A Shadow in the Ember (Flesh and Fire 1)
Page 45
Ezra looked down as she pulled the rolled letter from the sleeve of her coat, unfurling it. “His name is…Nate.” Her gaze met mine. “Far less confusing than Nor.”
“Agreed.” I lifted the hood of the cape. While it was unlikely there would be much involved in this event, the paleness of my hair was noticeable, and I would rather not take the chance of someone recognizing me in case things, well, ended poorly. “Stay here.”
“Of course.” She paused. “Be careful.”
“Always,” I murmured, cracking the door open wide enough for the noise of the street to seep in and for me to slip through. Refusing to think about whatever liquid I stepped in since it couldn’t be what fell from the sky, I walked to the front of the carriage. “Marisol?” I whispered. The hooded head turned in my direction. The Lady knew exactly who I was, but like Ezra, her treatment of me whenever I saw her was the same as it had been before the curse. We weren’t close by any means, but she wasn’t cruel, and she didn’t behave as if she were afraid of me. “Make sure she stays in this carriage.”
She glanced up at the already-full streets. “I will drive around to prevent her from doing something idiotic.”
“Perfect.” I turned, stepping onto the cracked stone sidewalk and into the throng of people.
Knowing better than to breathe too deeply or to linger in any one spot, I waited only until the carriage pulled away from the curb before heading right, giving the pigeons having a party in the filth a wide berth. I moved among men and women returning from work or heading to it. Some wore capes like mine to shield their faces from the sun or to keep from being recognized. They were the ones I kept an eye on. Others stumbled out of pubs, their blouses and tunics stained with beer and who knew what else. Vendors shouted from nearly every building, selling questionable oysters, flat muffins, and cherries on sticks. I kept my arms to my sides, ignoring the lingering stares and the lewd, drunken comments from males leaning against the front of buildings.

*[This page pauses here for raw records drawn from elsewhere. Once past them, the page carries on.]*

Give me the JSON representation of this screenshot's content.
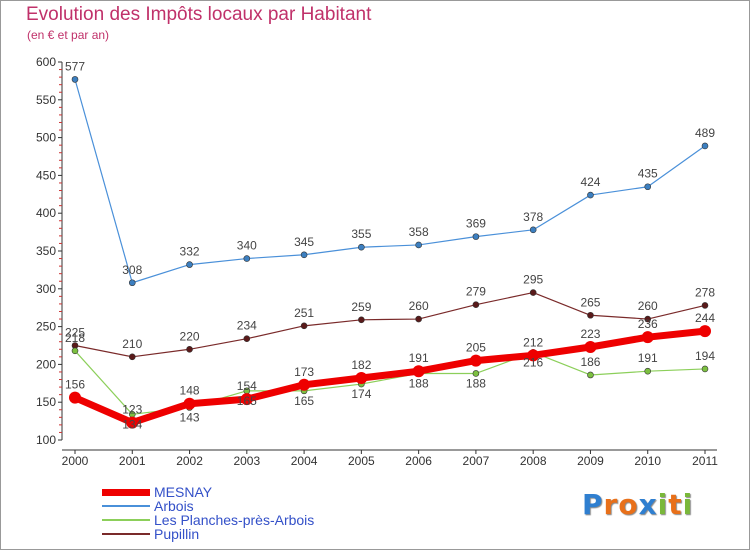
{
  "header": {
    "title": "Evolution des Impôts locaux par Habitant",
    "subtitle": "(en € et par an)"
  },
  "logo": {
    "text": "Proxiti",
    "letters": [
      "P",
      "r",
      "o",
      "x",
      "i",
      "t",
      "i"
    ],
    "colors": [
      "#2f7fd0",
      "#e8701a",
      "#e8701a",
      "#2f7fd0",
      "#7ab83a",
      "#e8701a",
      "#7ab83a"
    ]
  },
  "chart_data": {
    "type": "line",
    "title": "Evolution des Impôts locaux par Habitant",
    "subtitle": "(en € et par an)",
    "xlabel": "",
    "ylabel": "",
    "ylim": [
      100,
      600
    ],
    "yticks": [
      100,
      150,
      200,
      250,
      300,
      350,
      400,
      450,
      500,
      550,
      600
    ],
    "x": [
      "2000",
      "2001",
      "2002",
      "2003",
      "2004",
      "2005",
      "2006",
      "2007",
      "2008",
      "2009",
      "2010",
      "2011"
    ],
    "grid": false,
    "legend_position": "bottom-left",
    "series": [
      {
        "name": "Arbois",
        "color": "#4a90d9",
        "point": "#3c7fc0",
        "width": 1.2,
        "values": [
          577,
          308,
          332,
          340,
          345,
          355,
          358,
          369,
          378,
          424,
          435,
          489
        ],
        "labels": [
          "577",
          "308",
          "332",
          "340",
          "345",
          "355",
          "358",
          "369",
          "378",
          "424",
          "435",
          "489"
        ],
        "label_pos": "above"
      },
      {
        "name": "Pupillin",
        "color": "#7a2a2a",
        "point": "#5a1a1a",
        "width": 1.2,
        "values": [
          225,
          210,
          220,
          234,
          251,
          259,
          260,
          279,
          295,
          265,
          260,
          278
        ],
        "labels": [
          "225",
          "210",
          "220",
          "234",
          "251",
          "259",
          "260",
          "279",
          "295",
          "265",
          "260",
          "278"
        ],
        "label_pos": "above"
      },
      {
        "name": "Les Planches-près-Arbois",
        "color": "#8ccf5a",
        "point": "#7cc040",
        "width": 1.2,
        "values": [
          218,
          134,
          143,
          165,
          165,
          174,
          188,
          188,
          216,
          186,
          191,
          194
        ],
        "labels": [
          "218",
          "134",
          "143",
          "165",
          "165",
          "174",
          "188",
          "188",
          "216",
          "186",
          "191",
          "194"
        ],
        "label_pos": "mixed"
      },
      {
        "name": "MESNAY",
        "color": "#ee0000",
        "point": "#ee0000",
        "width": 7,
        "values": [
          156,
          123,
          148,
          154,
          173,
          182,
          191,
          205,
          212,
          223,
          236,
          244
        ],
        "labels": [
          "156",
          "123",
          "148",
          "154",
          "173",
          "182",
          "191",
          "205",
          "212",
          "223",
          "236",
          "244"
        ],
        "label_pos": "above"
      }
    ],
    "legend": [
      "MESNAY",
      "Arbois",
      "Les Planches-près-Arbois",
      "Pupillin"
    ]
  }
}
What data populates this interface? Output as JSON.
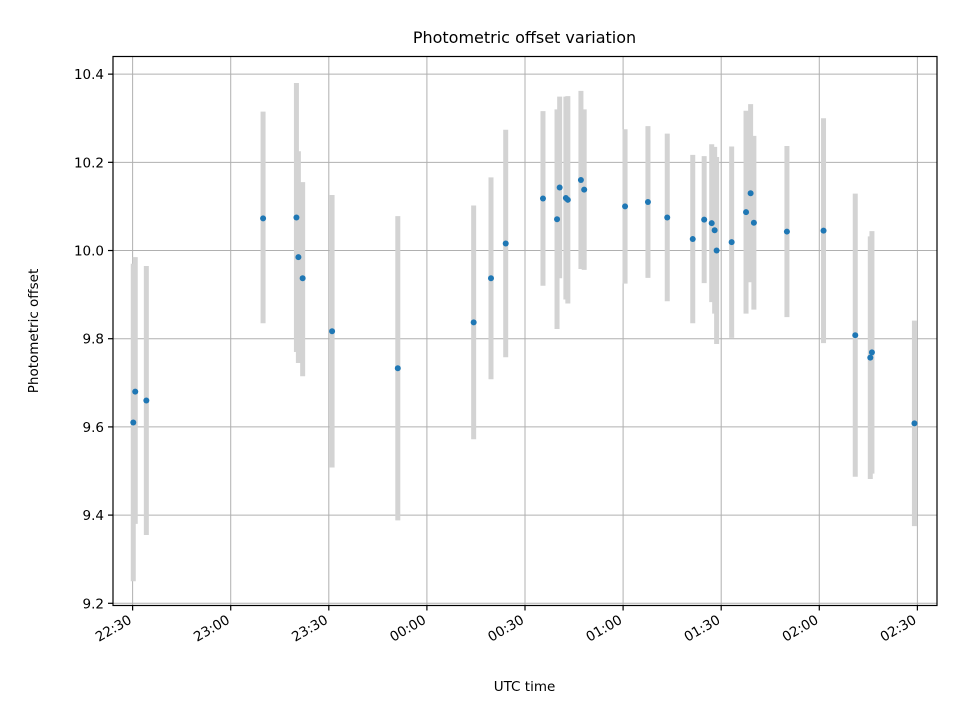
{
  "chart_data": {
    "type": "scatter",
    "title": "Photometric offset variation",
    "xlabel": "UTC time",
    "ylabel": "Photometric offset",
    "xlim": [
      "22:24",
      "02:36"
    ],
    "ylim": [
      9.195,
      10.44
    ],
    "grid": true,
    "x_ticks": [
      {
        "time": "22:30",
        "label": "22:30"
      },
      {
        "time": "23:00",
        "label": "23:00"
      },
      {
        "time": "23:30",
        "label": "23:30"
      },
      {
        "time": "00:00",
        "label": "00:00"
      },
      {
        "time": "00:30",
        "label": "00:30"
      },
      {
        "time": "01:00",
        "label": "01:00"
      },
      {
        "time": "01:30",
        "label": "01:30"
      },
      {
        "time": "02:00",
        "label": "02:00"
      },
      {
        "time": "02:30",
        "label": "02:30"
      }
    ],
    "y_ticks": [
      {
        "value": 9.2,
        "label": "9.2"
      },
      {
        "value": 9.4,
        "label": "9.4"
      },
      {
        "value": 9.6,
        "label": "9.6"
      },
      {
        "value": 9.8,
        "label": "9.8"
      },
      {
        "value": 10.0,
        "label": "10.0"
      },
      {
        "value": 10.2,
        "label": "10.2"
      },
      {
        "value": 10.4,
        "label": "10.4"
      }
    ],
    "point_color": "#1f77b4",
    "errorbar_color": "#d3d3d3",
    "points": [
      {
        "time": "22:30:12",
        "y": 9.61,
        "lo": 9.25,
        "hi": 9.97
      },
      {
        "time": "22:30:48",
        "y": 9.68,
        "lo": 9.38,
        "hi": 9.985
      },
      {
        "time": "22:34:12",
        "y": 9.66,
        "lo": 9.355,
        "hi": 9.965
      },
      {
        "time": "23:09:54",
        "y": 10.073,
        "lo": 9.835,
        "hi": 10.315
      },
      {
        "time": "23:20:06",
        "y": 10.075,
        "lo": 9.77,
        "hi": 10.38
      },
      {
        "time": "23:20:42",
        "y": 9.985,
        "lo": 9.745,
        "hi": 10.225
      },
      {
        "time": "23:22:00",
        "y": 9.937,
        "lo": 9.715,
        "hi": 10.155
      },
      {
        "time": "23:31:00",
        "y": 9.817,
        "lo": 9.508,
        "hi": 10.126
      },
      {
        "time": "23:51:06",
        "y": 9.733,
        "lo": 9.388,
        "hi": 10.078
      },
      {
        "time": "00:14:18",
        "y": 9.837,
        "lo": 9.572,
        "hi": 10.102
      },
      {
        "time": "00:19:36",
        "y": 9.937,
        "lo": 9.708,
        "hi": 10.166
      },
      {
        "time": "00:24:06",
        "y": 10.016,
        "lo": 9.758,
        "hi": 10.274
      },
      {
        "time": "00:35:30",
        "y": 10.118,
        "lo": 9.92,
        "hi": 10.316
      },
      {
        "time": "00:39:48",
        "y": 10.071,
        "lo": 9.822,
        "hi": 10.32
      },
      {
        "time": "00:40:36",
        "y": 10.143,
        "lo": 9.937,
        "hi": 10.349
      },
      {
        "time": "00:42:30",
        "y": 10.119,
        "lo": 9.889,
        "hi": 10.349
      },
      {
        "time": "00:43:06",
        "y": 10.115,
        "lo": 9.88,
        "hi": 10.35
      },
      {
        "time": "00:47:06",
        "y": 10.16,
        "lo": 9.958,
        "hi": 10.362
      },
      {
        "time": "00:48:06",
        "y": 10.138,
        "lo": 9.956,
        "hi": 10.32
      },
      {
        "time": "01:00:36",
        "y": 10.1,
        "lo": 9.925,
        "hi": 10.275
      },
      {
        "time": "01:07:36",
        "y": 10.11,
        "lo": 9.938,
        "hi": 10.282
      },
      {
        "time": "01:13:30",
        "y": 10.075,
        "lo": 9.885,
        "hi": 10.265
      },
      {
        "time": "01:21:18",
        "y": 10.026,
        "lo": 9.835,
        "hi": 10.217
      },
      {
        "time": "01:24:48",
        "y": 10.07,
        "lo": 9.926,
        "hi": 10.214
      },
      {
        "time": "01:27:06",
        "y": 10.062,
        "lo": 9.883,
        "hi": 10.241
      },
      {
        "time": "01:28:00",
        "y": 10.046,
        "lo": 9.857,
        "hi": 10.235
      },
      {
        "time": "01:28:36",
        "y": 10.0,
        "lo": 9.788,
        "hi": 10.212
      },
      {
        "time": "01:33:12",
        "y": 10.019,
        "lo": 9.802,
        "hi": 10.236
      },
      {
        "time": "01:37:36",
        "y": 10.087,
        "lo": 9.857,
        "hi": 10.317
      },
      {
        "time": "01:39:00",
        "y": 10.13,
        "lo": 9.928,
        "hi": 10.332
      },
      {
        "time": "01:40:00",
        "y": 10.063,
        "lo": 9.866,
        "hi": 10.26
      },
      {
        "time": "01:50:06",
        "y": 10.043,
        "lo": 9.849,
        "hi": 10.237
      },
      {
        "time": "02:01:18",
        "y": 10.045,
        "lo": 9.79,
        "hi": 10.3
      },
      {
        "time": "02:11:00",
        "y": 9.808,
        "lo": 9.487,
        "hi": 10.129
      },
      {
        "time": "02:15:36",
        "y": 9.757,
        "lo": 9.482,
        "hi": 10.032
      },
      {
        "time": "02:16:06",
        "y": 9.769,
        "lo": 9.494,
        "hi": 10.044
      },
      {
        "time": "02:29:06",
        "y": 9.608,
        "lo": 9.375,
        "hi": 9.841
      }
    ]
  }
}
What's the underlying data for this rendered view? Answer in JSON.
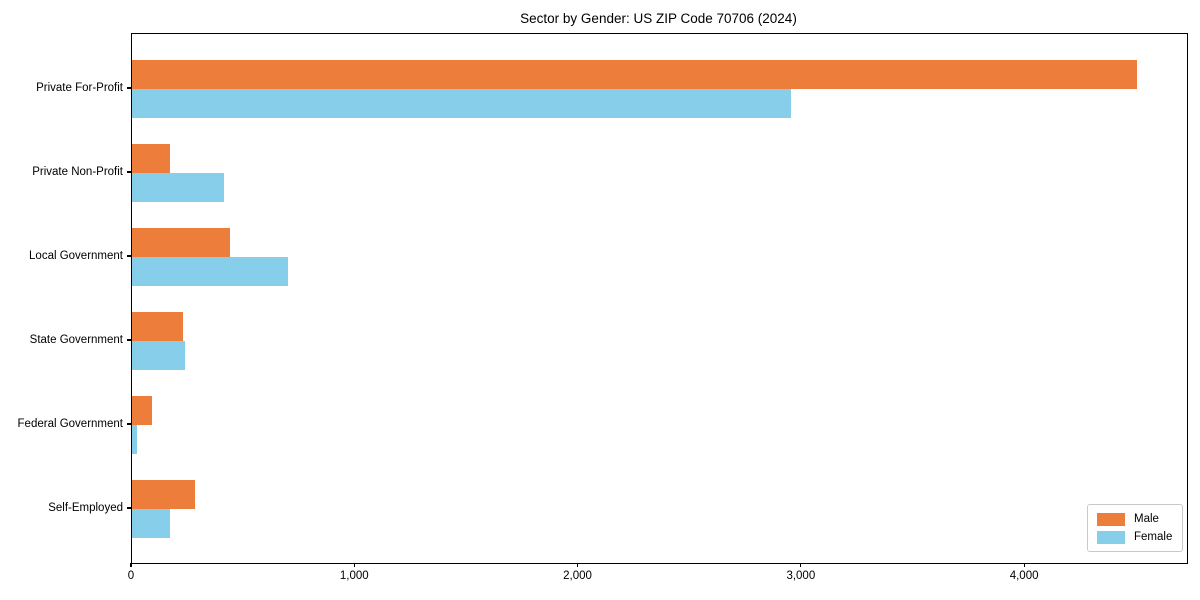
{
  "window": {
    "background": "#ffffff"
  },
  "chart_data": {
    "type": "bar",
    "orientation": "horizontal",
    "title": "Sector by Gender: US ZIP Code 70706 (2024)",
    "categories": [
      "Private For-Profit",
      "Private Non-Profit",
      "Local Government",
      "State Government",
      "Federal Government",
      "Self-Employed"
    ],
    "series": [
      {
        "name": "Male",
        "color": "#ed7d3a",
        "values": [
          4500,
          170,
          440,
          230,
          90,
          280
        ]
      },
      {
        "name": "Female",
        "color": "#87ceeb",
        "values": [
          2950,
          410,
          700,
          235,
          20,
          170
        ]
      }
    ],
    "xlabel": "",
    "ylabel": "",
    "xlim": [
      0,
      4725
    ],
    "xticks": [
      0,
      1000,
      2000,
      3000,
      4000
    ],
    "xtick_labels": [
      "0",
      "1,000",
      "2,000",
      "3,000",
      "4,000"
    ],
    "grid": false,
    "axis_color": "#000000",
    "legend": {
      "position": "lower-right",
      "items": [
        "Male",
        "Female"
      ]
    }
  }
}
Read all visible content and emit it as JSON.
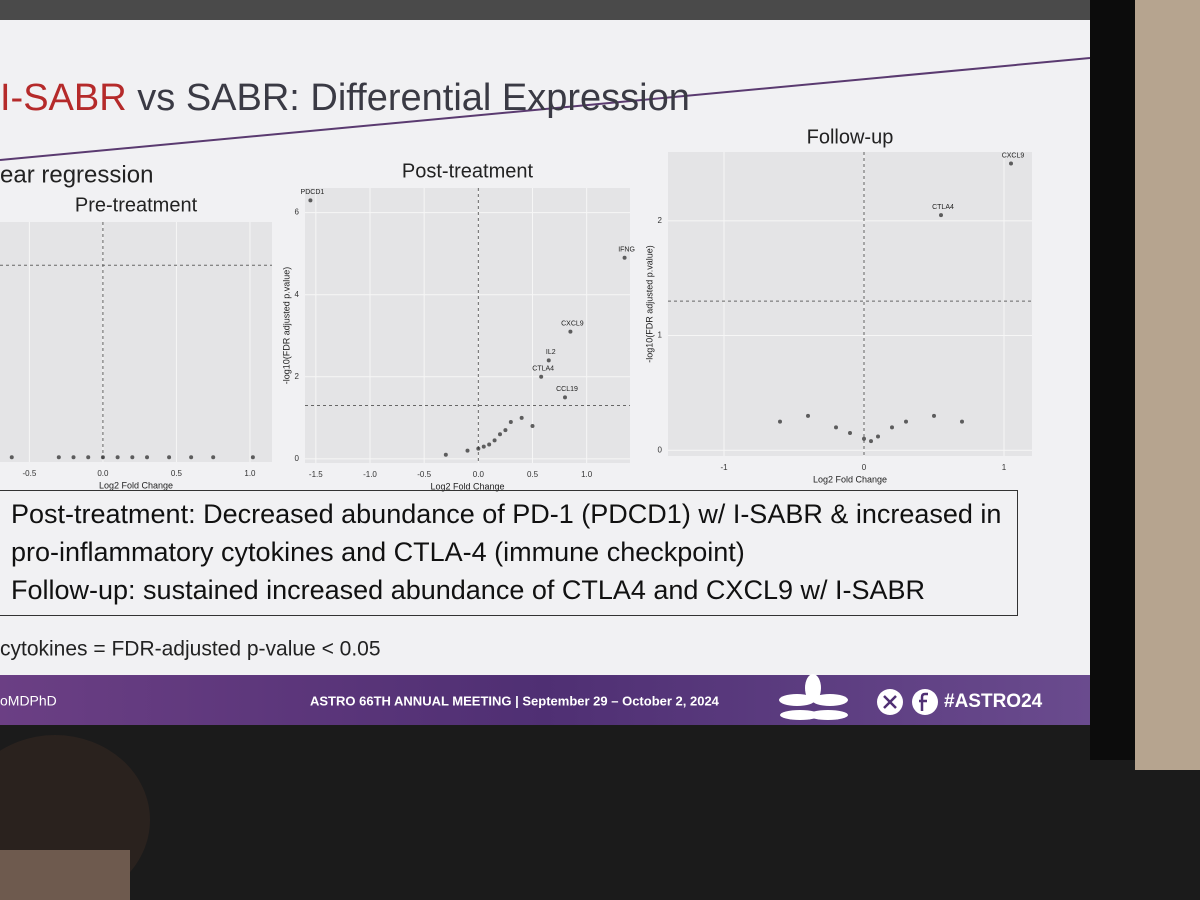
{
  "slide": {
    "title_highlight": "I-SABR",
    "title_rest": " vs SABR: Differential Expression",
    "subtitle": "ear regression",
    "bullets": [
      "Post-treatment: Decreased abundance of PD-1 (PDCD1) w/ I-SABR & increased in pro-inflammatory cytokines and CTLA-4 (immune checkpoint)",
      "Follow-up: sustained increased abundance of CTLA4 and CXCL9 w/ I-SABR"
    ],
    "footnote": "cytokines = FDR-adjusted p-value < 0.05",
    "footer_handle": "oMDPhD",
    "footer_meeting": "ASTRO 66TH ANNUAL MEETING  |  September 29 – October 2, 2024",
    "footer_hashtag": "#ASTRO24"
  },
  "chart_data": [
    {
      "type": "scatter",
      "title": "Pre-treatment",
      "x_label": "Log2 Fold Change",
      "x": [
        -0.62,
        -0.3,
        -0.2,
        -0.1,
        0,
        0.1,
        0.2,
        0.3,
        0.45,
        0.6,
        0.75,
        1.02
      ],
      "values": [
        0.02,
        0.02,
        0.02,
        0.02,
        0.02,
        0.02,
        0.02,
        0.02,
        0.02,
        0.02,
        0.02,
        0.02
      ],
      "xlim": [
        -0.7,
        1.15
      ],
      "ylim": [
        0,
        1
      ],
      "xticks": [
        -0.5,
        {
          "value": 0,
          "label": "0.0"
        },
        0.5,
        {
          "value": 1,
          "label": "1.0"
        }
      ],
      "yticks": [],
      "hline": 0.82,
      "vline": 0,
      "color": "#222222",
      "grid": true
    },
    {
      "type": "scatter",
      "title": "Post-treatment",
      "x_label": "Log2 Fold Change",
      "y_label": "-log10(FDR adjusted p.value)",
      "x": [
        -1.55,
        1.35,
        0.85,
        0.65,
        0.58,
        0.8,
        -0.3,
        -0.1,
        0,
        0.05,
        0.1,
        0.15,
        0.2,
        0.25,
        0.3,
        0.4,
        0.5
      ],
      "values": [
        6.3,
        4.9,
        3.1,
        2.4,
        2.0,
        1.5,
        0.1,
        0.2,
        0.25,
        0.3,
        0.35,
        0.45,
        0.6,
        0.7,
        0.9,
        1.0,
        0.8
      ],
      "point_labels": [
        "PDCD1",
        "IFNG",
        "CXCL9",
        "IL2",
        "CTLA4",
        "CCL19",
        null,
        null,
        null,
        null,
        null,
        null,
        null,
        null,
        null,
        null,
        null
      ],
      "xlim": [
        -1.6,
        1.4
      ],
      "ylim": [
        -0.1,
        6.6
      ],
      "xticks": [
        -1.5,
        {
          "value": -1,
          "label": "-1.0"
        },
        -0.5,
        {
          "value": 0,
          "label": "0.0"
        },
        0.5,
        {
          "value": 1,
          "label": "1.0"
        }
      ],
      "yticks": [
        0,
        2,
        4,
        6
      ],
      "hline": 1.3,
      "vline": 0,
      "color": "#222222",
      "grid": true
    },
    {
      "type": "scatter",
      "title": "Follow-up",
      "x_label": "Log2 Fold Change",
      "y_label": "-log10(FDR adjusted p.value)",
      "x": [
        1.05,
        0.55,
        -0.6,
        -0.4,
        -0.2,
        -0.1,
        0,
        0.05,
        0.1,
        0.2,
        0.3,
        0.5,
        0.7
      ],
      "values": [
        2.5,
        2.05,
        0.25,
        0.3,
        0.2,
        0.15,
        0.1,
        0.08,
        0.12,
        0.2,
        0.25,
        0.3,
        0.25
      ],
      "point_labels": [
        "CXCL9",
        "CTLA4",
        null,
        null,
        null,
        null,
        null,
        null,
        null,
        null,
        null,
        null,
        null
      ],
      "xlim": [
        -1.4,
        1.2
      ],
      "ylim": [
        -0.05,
        2.6
      ],
      "xticks": [
        -1,
        0,
        1
      ],
      "yticks": [
        0,
        1,
        2
      ],
      "hline": 1.3,
      "vline": 0,
      "color": "#222222",
      "grid": true
    }
  ]
}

Croft’s Cross was one of the only places in all of Carsodonia where neither the Sun Temple—sometimes referred to as the Temple of Life—nor the Shadow Temple was visible. It was almost as if the district were outside their reach of authority, where life and death couldn’t be managed by any Primal.
“The Crown doesn’t care that we’re losing our jobs, homes, families, and futures!” A woman’s voice rose above the noise of the crowd. “They go to sleep with full bellies while we starve! We’re dying, and they’re doing nothing about the Rot!”
I searched out the source of the words. Up ahead, where Ezra’s carriage had disappeared into the sea of similar transports and wagons, the road split into a vee. In the center was one of the smaller places of worship in Carsodonia. The Temple of Keella, the Goddess of Rebirth, was a squat, round structure of white limestone and granite. Children raced barefoot around the colonnade, darting in and out of columns. I moved closer, able to see that the woman was dressed in white, standing in the middle of the wide Temple steps as she shouted to the small cluster of people gathered before her.
“The age of the Golden King has passed, and the end of rebirth is near,” she yelled. Nods and shouts of agreement answered her. “We know that. The Crown knows that!” She scanned the crowd and lifted her head, looking past them—looking beyond the street to me. I stopped, my breath hitching in my throat. “No Mierel sits upon that throne,” she said. Chills broke out over my skin as I stared at the dark-haired woman. “Not now. Not ever again.”
Someone bumped into my shoulder, startling me. I tore my gaze from the woman as the person muttered under their breath. Blinking, I forced myself to start walking. I looked over at the Temple. The woman was focused on the group in front of her, speaking now about the gods and how they would not continue to ignore the people’s struggle. There was no way she could’ve even seen me on the sidewalk or knew who I was—not even without the hood.
Still, unease tiptoed through me, and it was a struggle to push thoughts of the woman aside as I passed an alley where several women hung clothing on lines strung between two buildings. A block down from the Temple of Keella, I spotted a tall building that’d once been a shade of ivory but was now stained to a dusty gray color. Red shutters covered the windows. Then, I was able to set aside the woman on the Temple steps.
I picked up my pace, edging around an elderly man whose lopsided gait wasn’t improved by the wooden cane he heavily leaned upon. And my steps slowed. A man stood under the arched stoop of the apartments. Instinctually, I knew it was Nor. It could’ve been the way he leaned against the stained stone, one side of his mouth curled in a smirk as he eyed those on the sidewalk. It might’ve been the tankard he held in a large hand, his knuckles split open and an angry shade of crimson. Perhaps it was the untucked, vivid blue shirt that he’d left open at the neck to form a deep vee that revealed the hair on his chest.